Em poucos segundos estavam todos ao redor da Drª Laura, acompanhados da Drª Eunice e agindo com muita rapidez e precisão. Alguém retirou o Dr. Àlvaro dali, arrastado, e a última palavra que ele ouviu da boca da médica foi: “Epinefrina!”... E os sons foram ficando cada vez mais distantes enquanto ele era puxado para fora e se jogava em uma cadeira a alguns metros dali, em outra sala, acompanhado por um médico conhecido dele que falava o tempo todo tentando acalmá-lo, embora ele não ouvisse nada do que o outro dizia. 

Tudo lhe parecia vago e irreal e ele mal tinha certeza se estava acordado ou passando por um pesadelo horrível. Uma das auxiliares do setor trouxe uma xícara de café e entregou para o colega do Dr. Álvaro e saiu rapidamente.

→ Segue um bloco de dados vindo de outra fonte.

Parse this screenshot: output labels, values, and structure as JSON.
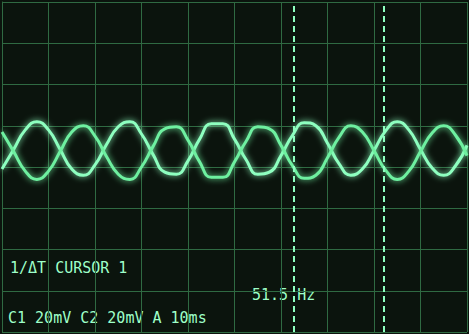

Enquanto isso, na UTI, as coisas caminhavam em ritmo muito acelerado com esforços enormes e concentração máxima de toda a equipe para reverter a situação. Mas, os minutos iam passando e nada mudava, tudo parecia inútil, tudo o que era possível naquele caso foi tentado, mas, nem os medicamentos estavam fazendo o efeito que deveriam fazer. Como havia um protocolo a seguir, a médica e a equipe continuaram tentando até se passarem vinte e cinco minutos. Sem resposta... Hora de desistir...


A Doutora Eunice saiu com a pesada incumbência de dar a notícia ao Dr. Álvaro. Os outros ficaram para cuidar dos detalhes finais e necessários nesses casos. Todos envolvidos por uma nuvem escura e pesada, todos amavam a Drª Laura e o Dr. Álvaro naquele hospital.

Em outra dimensão, paralela ao nosso mundo físico, as coisas aconteciam assim: No momento em que a equipe entrou correndo para socorrê-la e seu marido era arrastado para fora da sala, a Drª Laura viu-se repentinamente consciente, do lado de fora do seu corpo, vendo as pessoas no ambiente movendo-se freneticamente obedecendo aos comandos da Drª Eunice.


Ela ouvia o que eles diziam e podia ver o seu próprio corpo na cama, mas, estranhamente, não sentia medo, nem dor, apenas uma certa confusão. Afinal, por que é que ninguém escutava o que ela dizia tentando chamar a atenção das pessoas ali para informar que estava se sentindo bem melhor agora? E como assim? Por que ela estava vendo o seu próprio corpo ali como se fosse outra pessoa? Ela não conseguia entender mesmo, pensou que seria um sonho, mas, em seguida sentiu-se flutuando acima das pessoas, vendo a cena toda se desenrolando ali embaixo. Queria chamar as pessoas mas não conseguia.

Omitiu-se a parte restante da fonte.